To gain insight into the function of Fun30, we have purified it from tagged yeast strains. We obtain Fun30 as a homodimeric complex. This complex displays activity in a range of chromatin remodeling assays. Interestingly, the Fun30 complex displays increased activity in histone dimer exchange assays in comparison to nucleosome sliding. These results suggest that Fun30 function may involve the manipulation of the histone content of nucleosomes.

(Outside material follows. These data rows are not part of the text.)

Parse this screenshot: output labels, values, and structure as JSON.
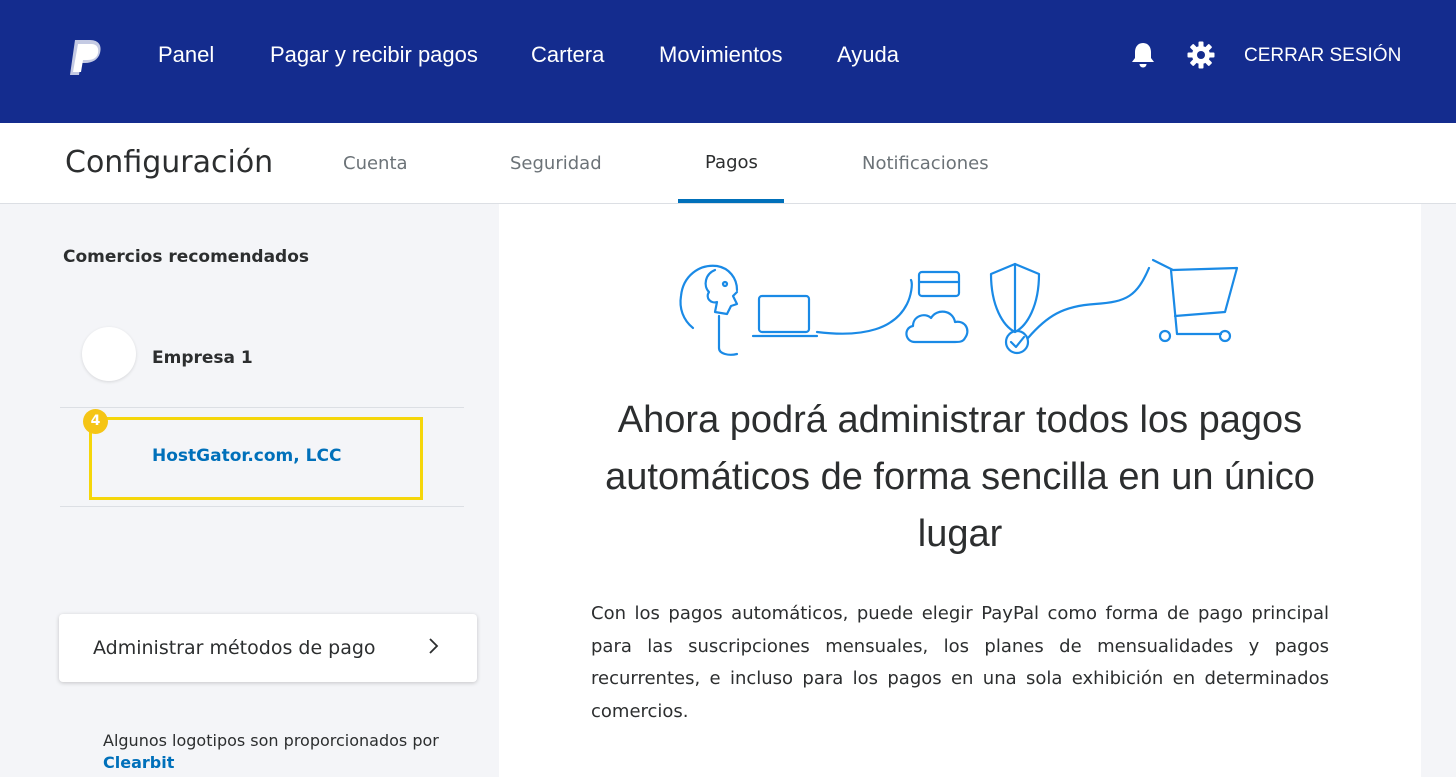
{
  "topnav": {
    "links": [
      {
        "label": "Panel"
      },
      {
        "label": "Pagar y recibir pagos"
      },
      {
        "label": "Cartera"
      },
      {
        "label": "Movimientos"
      },
      {
        "label": "Ayuda"
      }
    ],
    "logout_label": "CERRAR SESIÓN",
    "icons": [
      "bell-icon",
      "gear-icon"
    ]
  },
  "settings": {
    "title": "Configuración",
    "tabs": [
      {
        "label": "Cuenta"
      },
      {
        "label": "Seguridad"
      },
      {
        "label": "Pagos",
        "active": true
      },
      {
        "label": "Notificaciones"
      }
    ]
  },
  "sidebar": {
    "heading": "Comercios recomendados",
    "merchants": [
      {
        "name": "Empresa 1"
      },
      {
        "name": "HostGator.com, LCC"
      }
    ],
    "step_badge": "4",
    "manage_label": "Administrar métodos de pago",
    "logos_note": "Algunos logotipos son proporcionados por",
    "clearbit_label": "Clearbit"
  },
  "main": {
    "headline": "Ahora podrá administrar todos los pagos automáticos de forma sencilla en un único lugar",
    "body": "Con los pagos automáticos, puede elegir PayPal como forma de pago principal para las suscripciones mensuales, los planes de mensualidades y pagos recurrentes, e incluso para los pagos en una sola exhibición en determinados comercios."
  },
  "colors": {
    "nav_bg": "#142c8e",
    "accent": "#0070ba",
    "highlight": "#f5d60a",
    "illustration_stroke": "#1a8ae6"
  }
}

The SWI/SNF and RSC complexes as well as Fun30 were purified from yeast whole cell extract by tandem affinity purification (TAP)4 over two affinity columns (17). The Snf6TAP tag strain used for the purification of the SWI/SNF was generated by M. Carroza, for RSC, strain BCY211 was kindly supplied by Brad Cairns, and the Fun30 TAP tag strain was purchased from Euroscarf. Complexes were purified as described previously (18). Purification was monitored by Western blotting, using anti-TAP antibody (Open Biosystems, Huntsville, AL) as well as silver staining. Equivalent quantities of the enzymes were used in assays after normalization of the amounts of purified protein. For the co-immunoprecipitation experiments, the TAP-tagged strain was transformed with a GAL hemagglutinin (HA)-tagged Fun30 expression plasmid (Open Biosystems). Following induction, total cell protein was purified from 500 ml of minimal media culture inoculated with either the single or double-tagged yeast strains. The protein concentration was measured by Bradford assay, and 60 μg of total protein was incubated with either IgG-Sepharose beads (GE Healthcare) or Protein G Plus-agarose beads (Santa Cruz Biotechnology, Santa Cruz, CA) coupled to anti-HA high-affinity rat monoclonal antibody 3F10 (Roche Applied Science) in a pulldown buffer (50 mm HEPES, pH 7.5, 1 mm EDTA, 150 mm NaCl, 10% glycerol, 0.1% Tween 20, 0.5 mm DTT, 1 mm phenylmethylsulfonyl fluoride, 2 μg/ml of leupeptin, and 2 μg/ml of pepstatin A) for at least 2 h at 4 °C while mixing on a rotating wheel. The supernatants were collected, and the beads were then washed with pulldown buffer three times and left as a 50% slurry after the final wash. Equal fractions of both supernatants and beads were loaded on a 10% SDS-PAGE gel, and Fun30 was detected by immunoblotting.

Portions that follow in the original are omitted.